Auf beides muss man bei Peter Röhse an diesem trüben Morgen nicht lange waren. „Leider haben wir noch kein Mitropa-Geschirr“, sagt er. Dafür ist sein Kaffee gut, nicht so wie einst, als die Tassen stärker waren als der Inhalt... Und beim Kaffee erzählen Peter und sein Vater Manfred Röhse dann auch, wie sie zu ihrem ostalgischen Imbiss gekommen sind. Auf der Suche nach einer neuen Geschäftsidee für ihr Firmengrundstück in Miesterhorst fiel den beiden der alte Mitropawagen ins Auge. Der stand da schon an der B 188, nur rund 40 Kilometer entfernt bei Vinzelberg. Baujahr 1975. Eigentlich war er da auch als Bistrowagen geplant, aber nie genutzt worden und mittlerweile beschmiert und demoliert. Drinnen nisteten Vögel. Der Verkauf war schnell besprochen. Dabei, das Riesenteil zu bewegen, halfen Manfred Röhse zunächst nicht einmal seine wirklich guten Beziehungen zu seinem ehemaligen Arbeitgeber VW. Nur so viel: Am Ende rollte er an, im November 2018, innerhalb einer Nacht und unter Polizeibegleitung. Zuvor musste er etwas tiefer gelegt werden, damit er unter sieben!!! Brücken durchpasste.

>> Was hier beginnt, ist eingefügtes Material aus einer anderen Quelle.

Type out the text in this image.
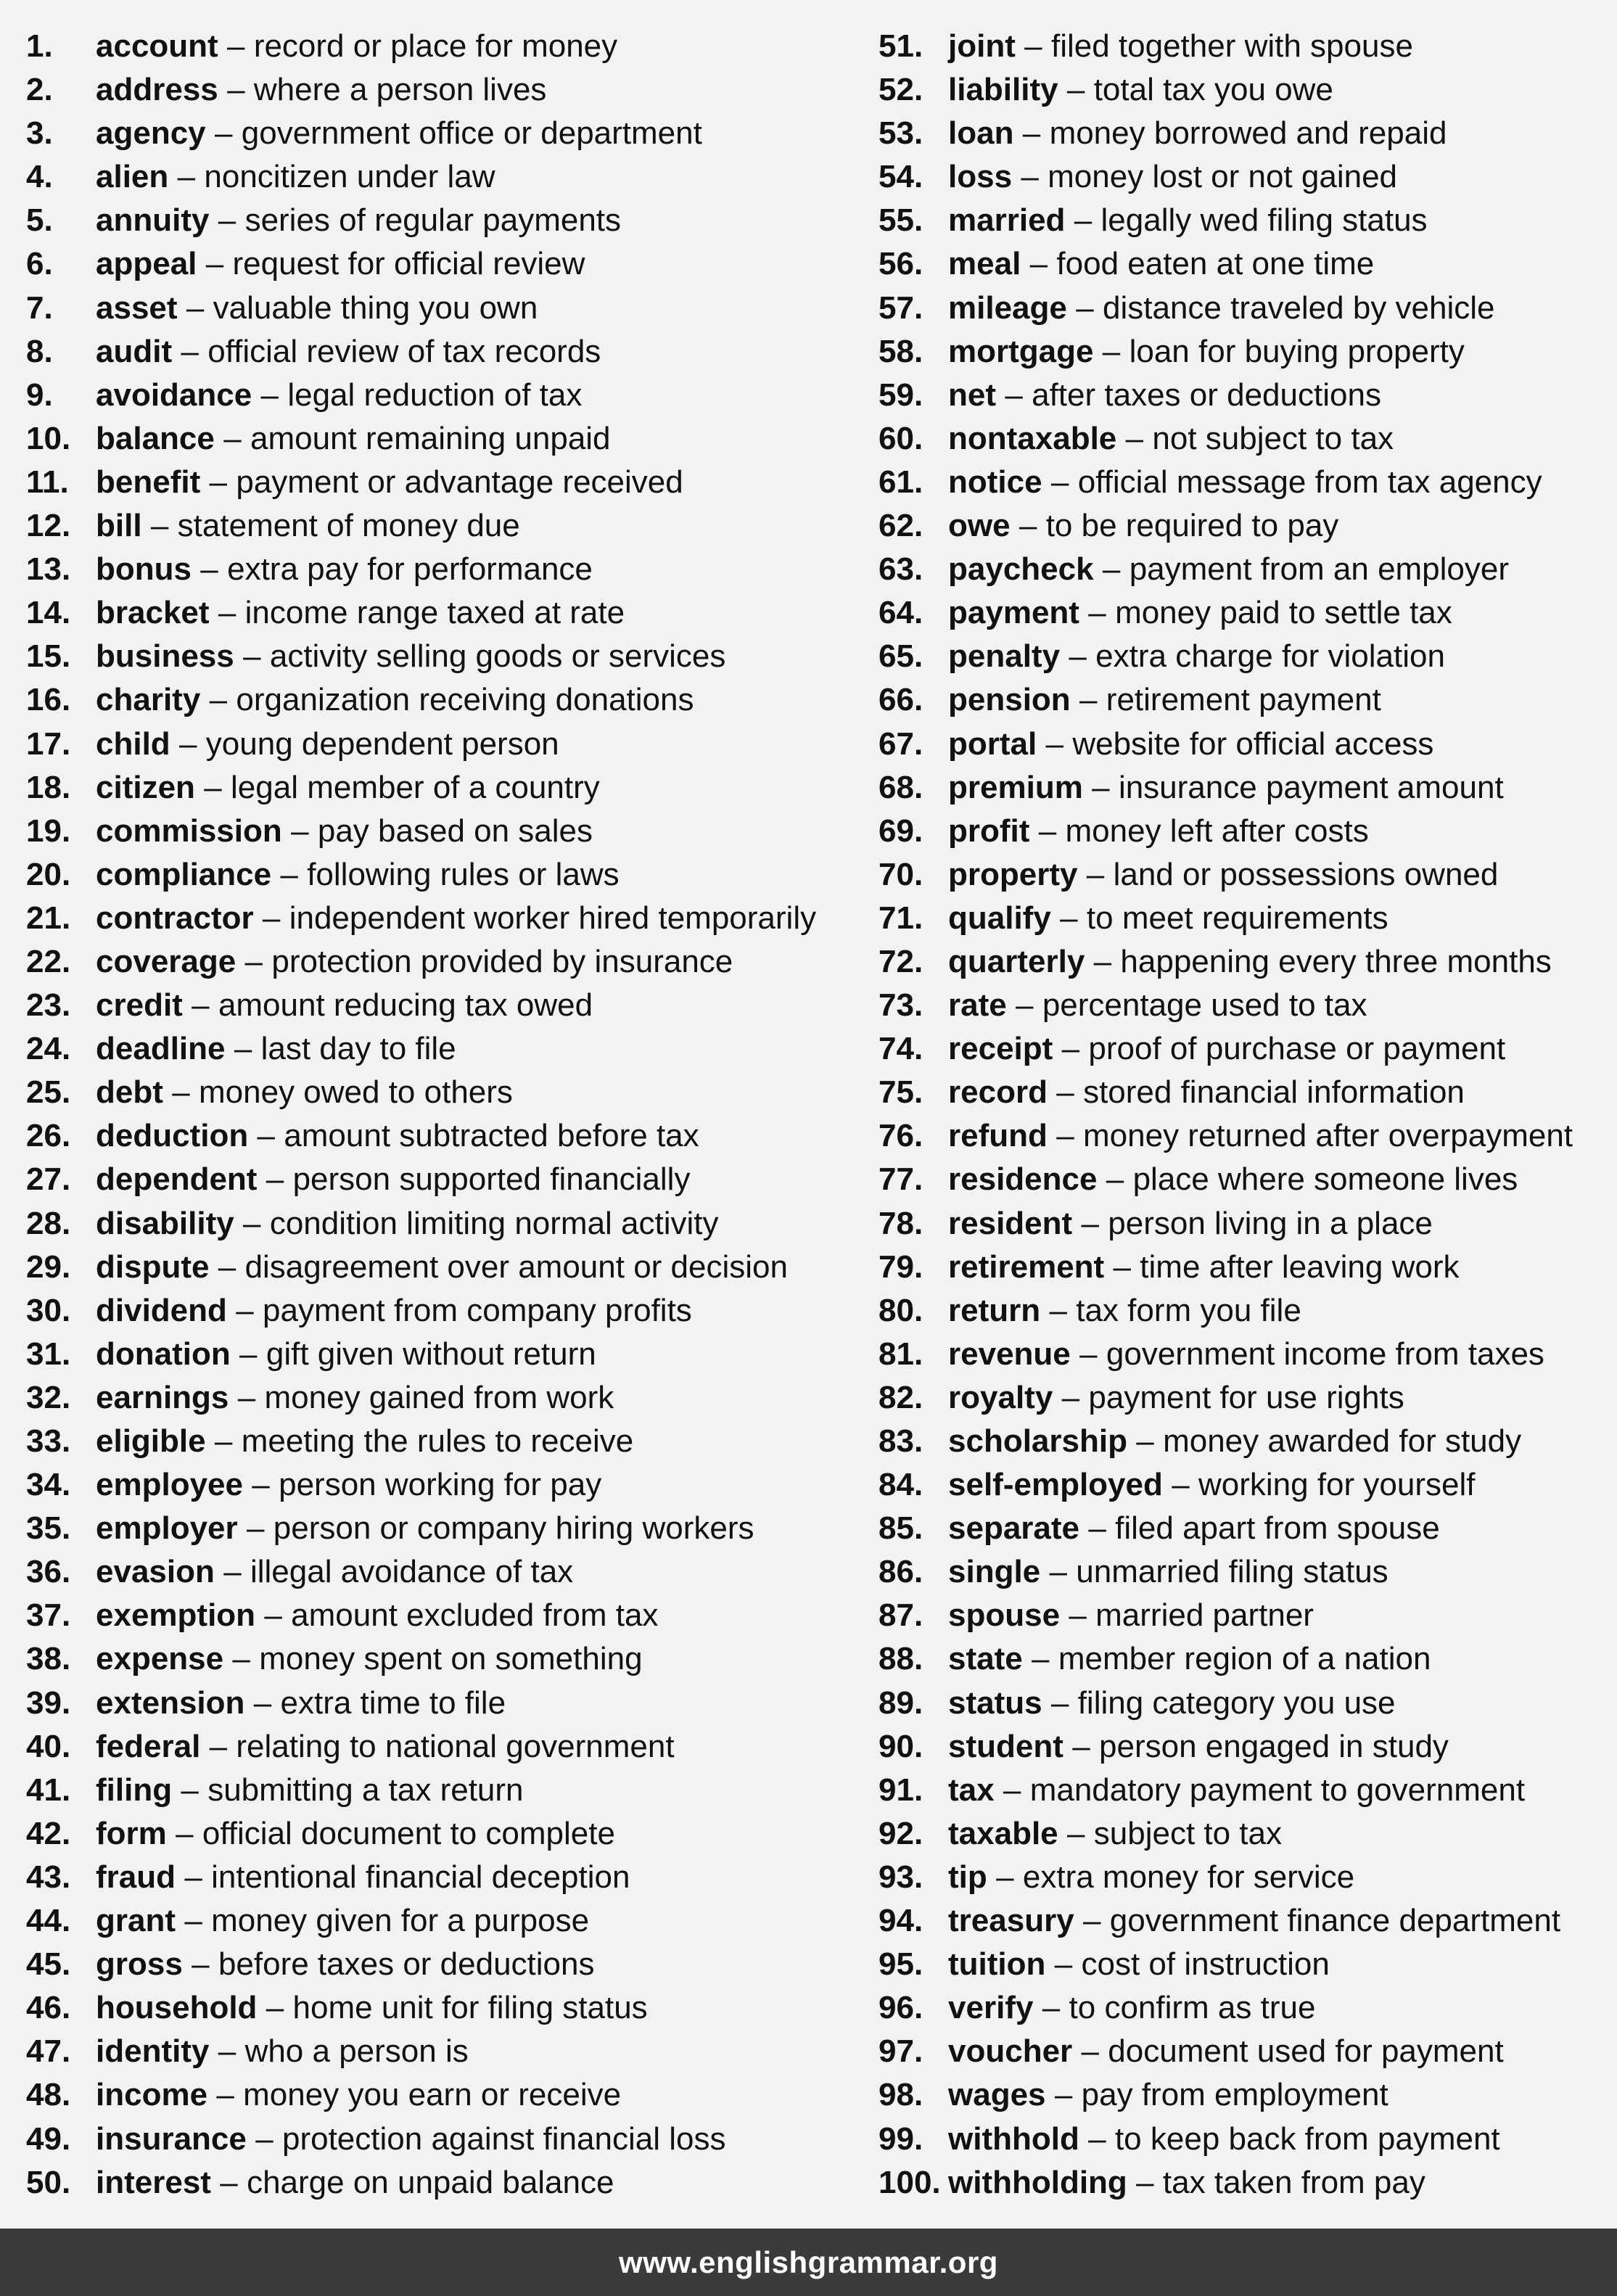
1.	account – record or place for money
2.	address – where a person lives
3.	agency – government office or department
4.	alien – noncitizen under law
5.	annuity – series of regular payments
6.	appeal – request for official review
7.	asset – valuable thing you own
8.	audit – official review of tax records
9.	avoidance – legal reduction of tax
10. balance – amount remaining unpaid
11. benefit – payment or advantage received
12. bill – statement of money due
13. bonus – extra pay for performance
14. bracket – income range taxed at rate
15. business – activity selling goods or services
16. charity – organization receiving donations
17. child – young dependent person
18. citizen – legal member of a country
19. commission – pay based on sales
20. compliance – following rules or laws
21. contractor – independent worker hired temporarily
22. coverage – protection provided by insurance
23. credit – amount reducing tax owed
24. deadline – last day to file
25. debt – money owed to others
26. deduction – amount subtracted before tax
27. dependent – person supported financially
28. disability – condition limiting normal activity
29. dispute – disagreement over amount or decision
30. dividend – payment from company profits
31. donation – gift given without return
32. earnings – money gained from work
33. eligible – meeting the rules to receive
34. employee – person working for pay
35. employer – person or company hiring workers
36. evasion – illegal avoidance of tax
37. exemption – amount excluded from tax
38. expense – money spent on something
39. extension – extra time to file
40. federal – relating to national government
41. filing – submitting a tax return
42. form – official document to complete
43. fraud – intentional financial deception
44. grant – money given for a purpose
45. gross – before taxes or deductions
46. household – home unit for filing status
47. identity – who a person is
48. income – money you earn or receive
49. insurance – protection against financial loss
50. interest – charge on unpaid balance
51. joint – filed together with spouse
52. liability – total tax you owe
53. loan – money borrowed and repaid
54. loss – money lost or not gained
55. married – legally wed filing status
56. meal – food eaten at one time
57. mileage – distance traveled by vehicle
58. mortgage – loan for buying property
59. net – after taxes or deductions
60. nontaxable – not subject to tax
61. notice – official message from tax agency
62. owe – to be required to pay
63. paycheck – payment from an employer
64. payment – money paid to settle tax
65. penalty – extra charge for violation
66. pension – retirement payment
67. portal – website for official access
68. premium – insurance payment amount
69. profit – money left after costs
70. property – land or possessions owned
71. qualify – to meet requirements
72. quarterly – happening every three months
73. rate – percentage used to tax
74. receipt – proof of purchase or payment
75. record – stored financial information
76. refund – money returned after overpayment
77. residence – place where someone lives
78. resident – person living in a place
79. retirement – time after leaving work
80. return – tax form you file
81. revenue – government income from taxes
82. royalty – payment for use rights
83. scholarship – money awarded for study
84. self-employed – working for yourself
85. separate – filed apart from spouse
86. single – unmarried filing status
87. spouse – married partner
88. state – member region of a nation
89. status – filing category you use
90. student – person engaged in study
91. tax – mandatory payment to government
92. taxable – subject to tax
93. tip – extra money for service
94. treasury – government finance department
95. tuition – cost of instruction
96. verify – to confirm as true
97. voucher – document used for payment
98. wages – pay from employment
99. withhold – to keep back from payment
100. withholding – tax taken from pay
www.englishgrammar.org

Weil er stilecht auch in Miesterhorst wieder auf Schienen stehen sollte, hatte Peter Röhse in tagelanger Arbeit und mit Tipps von einem ehemaligen Bahner dort ein echtes Gleisbett angelegt, 20 Tonnen Kies mit der Hand geschippt. Und da stand er nun. „Und wir hatten keine Ahnung, was uns erwartet“, sagt Manfred Röhse.
Wie viele Stunden sie an ihrem Schätzchen werkelten, bohrten und schraubten, haben Vater und Sohn nicht gezählt. Das Ergebnis allerdings ist ebenso großartig wie ostalgisch. Und das liegt in erster Linie an der Liebe zum Detail, die Röhse Senior und Junior walten ließen. Denn überall begegnet man alten „Bekannten“. Dem Riesenaschenbecher, den Alutürgriffen, den Sprelacartplattenwänden und den Schildern, die in Deutsch, Französisch, Italienisch und natürlich Russisch mitteilen, dass man sich nicht hinauslehnen darf. Der Wagen ist „Mitropa-Rot“ lackiert. RAL 3005, Ehrensache. Das musste extra angemischt werden. Und natürlich hat der Schriftzug Mitropa die Originalschriftart.

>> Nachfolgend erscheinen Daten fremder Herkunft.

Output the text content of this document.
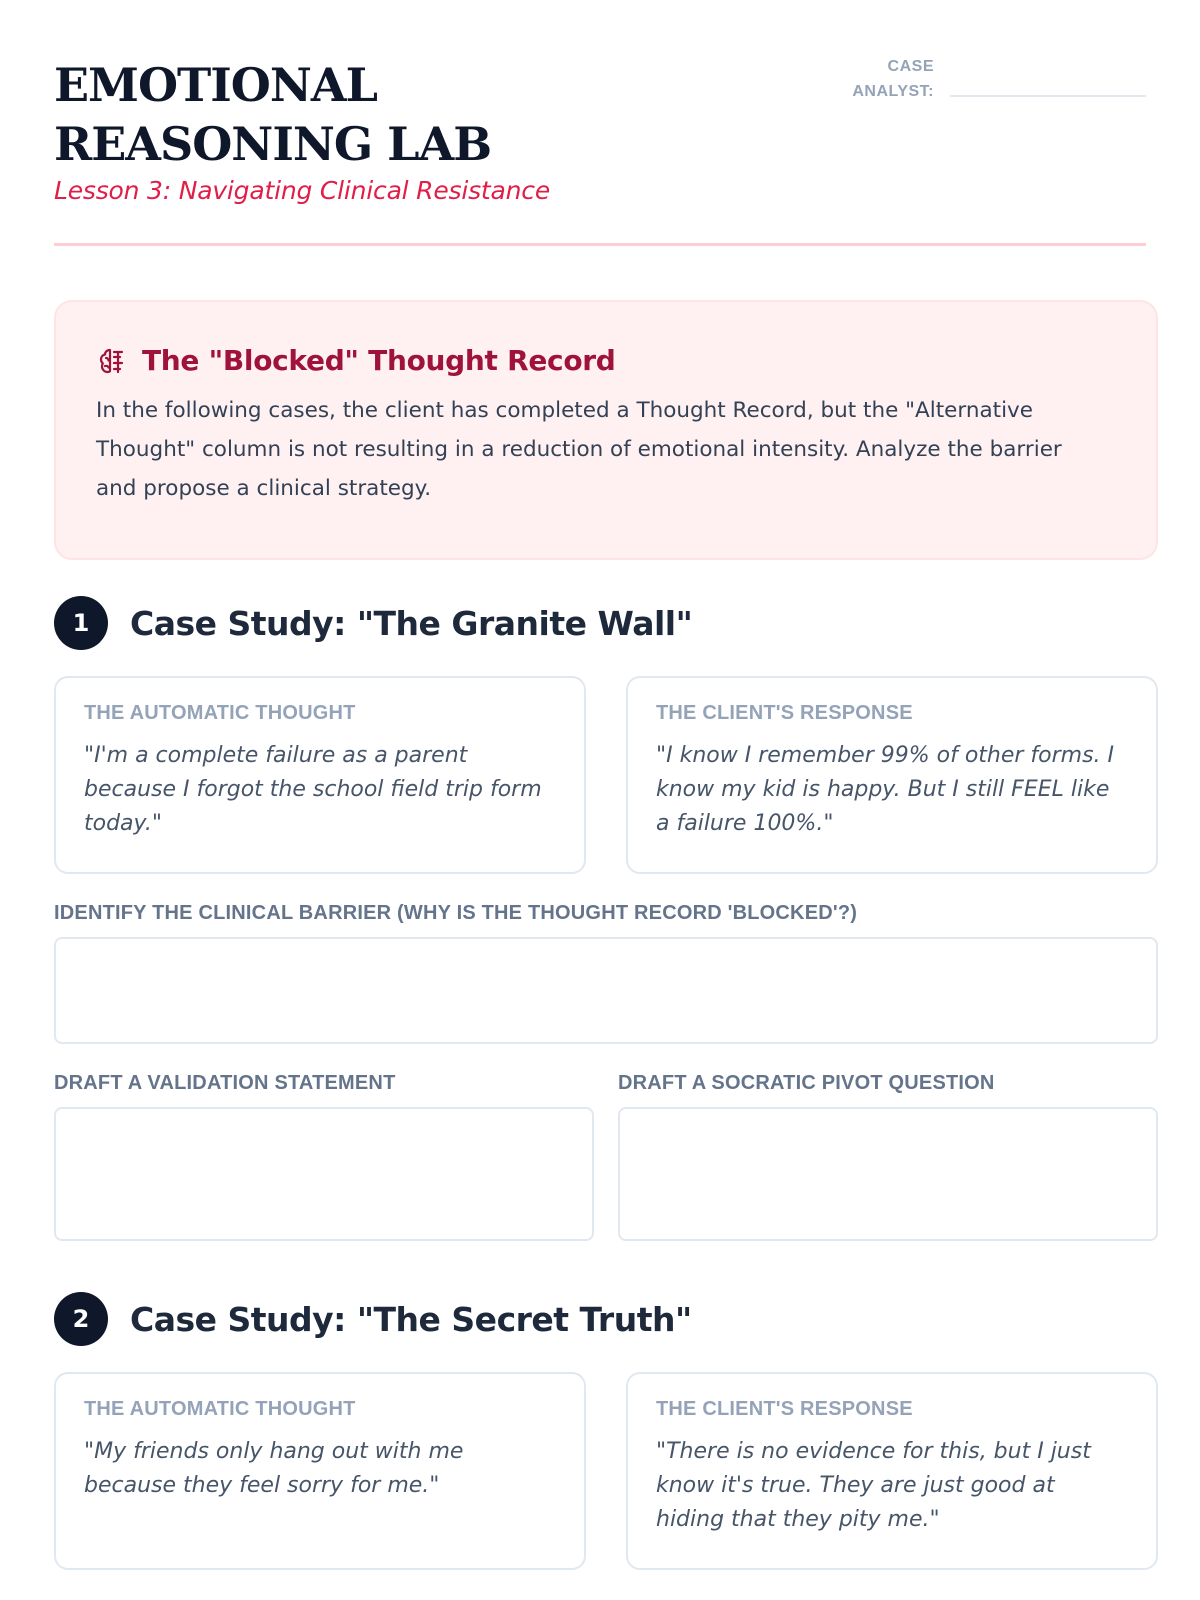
EMOTIONAL REASONING LAB
Lesson 3: Navigating Clinical Resistance
CASE ANALYST:
The "Blocked" Thought Record
In the following cases, the client has completed a Thought Record, but the "Alternative Thought" column is not resulting in a reduction of emotional intensity. Analyze the barrier and propose a clinical strategy.
1	Case Study: "The Granite Wall"
THE AUTOMATIC THOUGHT
"I'm a complete failure as a parent because I forgot the school field trip form today."
THE CLIENT'S RESPONSE
"I know I remember 99% of other forms. I know my kid is happy. But I still FEEL like a failure 100%."
IDENTIFY THE CLINICAL BARRIER (WHY IS THE THOUGHT RECORD 'BLOCKED'?)
DRAFT A VALIDATION STATEMENT	DRAFT A SOCRATIC PIVOT QUESTION
2	Case Study: "The Secret Truth"
THE AUTOMATIC THOUGHT
"My friends only hang out with me because they feel sorry for me."
THE CLIENT'S RESPONSE
"There is no evidence for this, but I just know it's true. They are just good at hiding that they pity me."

Drinnen sitzen an diesem Morgen auch schon ein paar Gäste. Einer davon ist ein ehemaliger DDR-Bahner. „Fast wie das Original“, sagt er mit Kennerblick. Auch die anderen Gäste finden es „cool“ hier. Sie essen Bockwurst. Was sonst?

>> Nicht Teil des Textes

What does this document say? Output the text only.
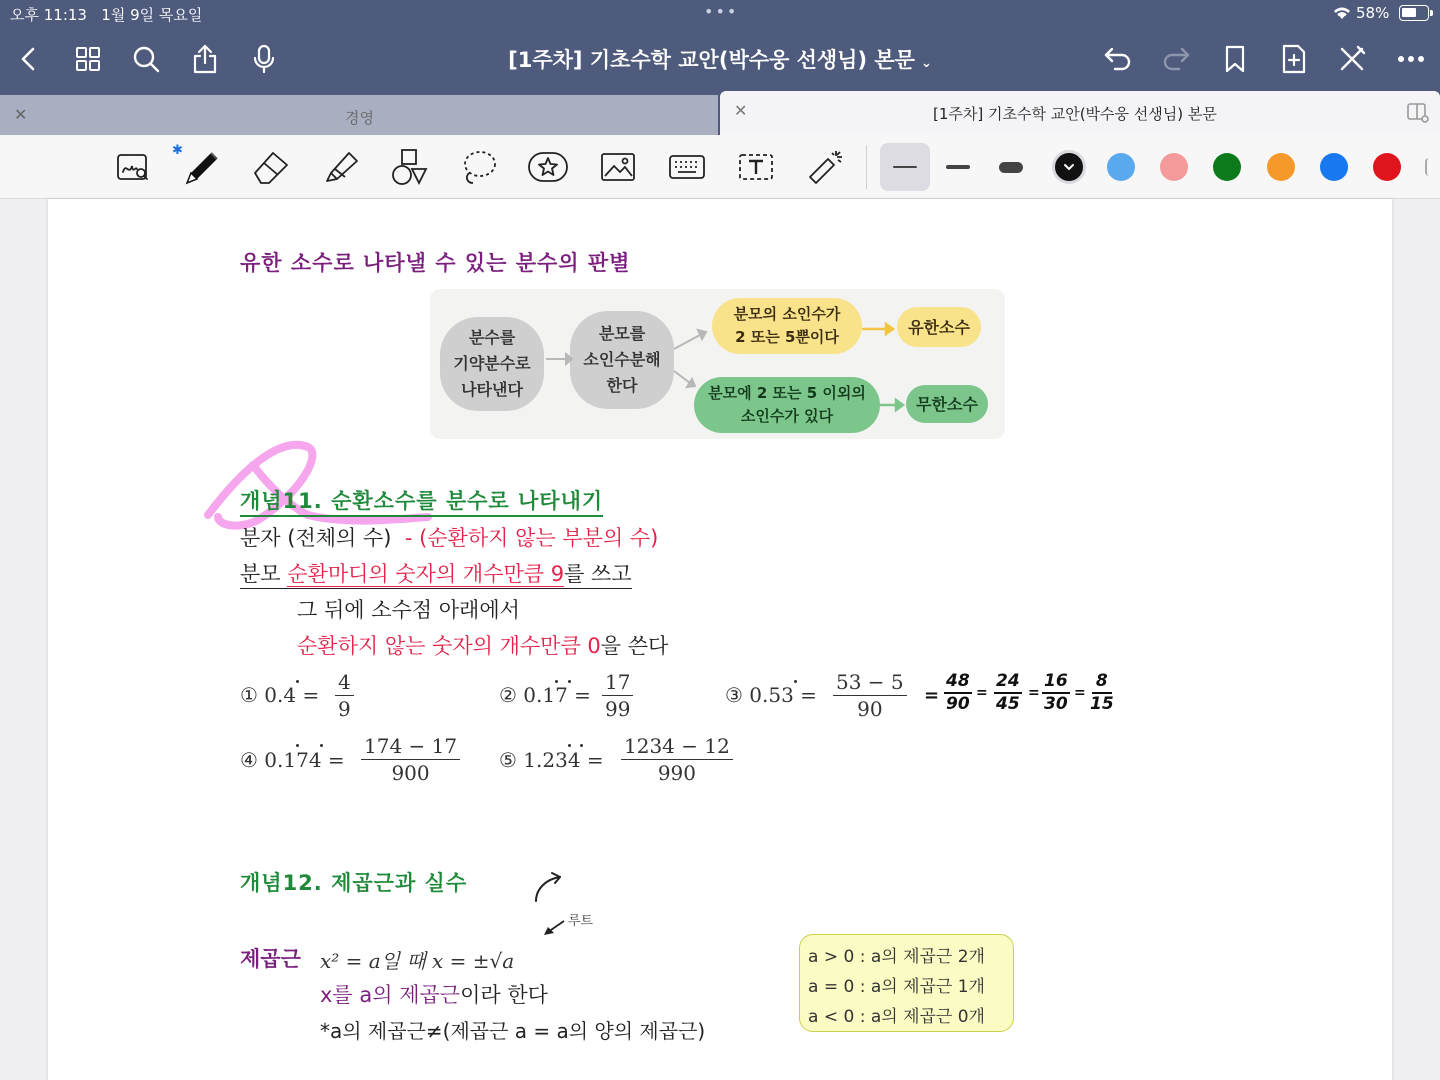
오후 11:13 1월 9일 목요일	•••	58%
[1주차] 기초수학 교안(박수웅 선생님) 본문 ⌄
✕	경영	✕	[1주차] 기초수학 교안(박수웅 선생님) 본문
✱
유한 소수로 나타낼 수 있는 분수의 판별
분수를
기약분수로
나타낸다
분모를
소인수분해
한다
분모의 소인수가
2 또는 5뿐이다
분모에 2 또는 5 이외의
소인수가 있다
유한소수
무한소수
개념11. 순환소수를 분수로 나타내기
분자 (전체의 수) - (순환하지 않는 부분의 수)
분모 순환마디의 숫자의 개수만큼 9를 쓰고
그 뒤에 소수점 아래에서
순환하지 않는 숫자의 개수만큼 0을 쓴다
① $0.4 = \frac{4}{9}$	② $0.17 = \frac{17}{99}$	③ $0.53 = \frac{53 - 5}{90}$
④ $0.174 = \frac{174 - 17}{900}$ ⑤ $1.234 = \frac{1234 - 12}{990}$
=
48
90
=
24
45
=
16
30
=
8
15
개념12. 제곱근과 실수
루트
제곱근 x² = a일 때 x = ±√a
x를 a의 제곱근이라 한다
*a의 제곱근≠(제곱근 a = a의 양의 제곱근)
a > 0 : a의 제곱근 2개
a = 0 : a의 제곱근 1개
a < 0 : a의 제곱근 0개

Platz haben im Wagen übrigens maximal 28 Leute in sechs Nischen und am Tresen. Der ist auch noch fast im Originalzustand. Nur die Technik in der Küche ist natürlich neu. Dort sorgen Peter Röhse und seine Lebensgefährtin und Geschäftsinhaberin Jelena Iwanowa in der Woche fürs leibliche Wohl der Gäste. An den Wochenenden kann man den Wagen samt Personal übrigens auch für Feiern mieten. So der Plan. Vorstellen könnten sie sich auch Events wie Oldtimerbörse oder Flohmarkt rund um den Wagen. Platz genug ist drumherum auf dem ehemaligen Autohaushof allemal.
Nur das unkaputtbare Mitropageschirr müsse er sich natürlich noch besorgen, sagt Peter Röhse schmunzelnd. „Ein Stammgast bringt sich schon immer seine Original-Mitropatasse mit, wenn er zum Frühstück kommt.“ Damit schmeckt wohl sogar der Kaffee ein bisschen wie Rondo.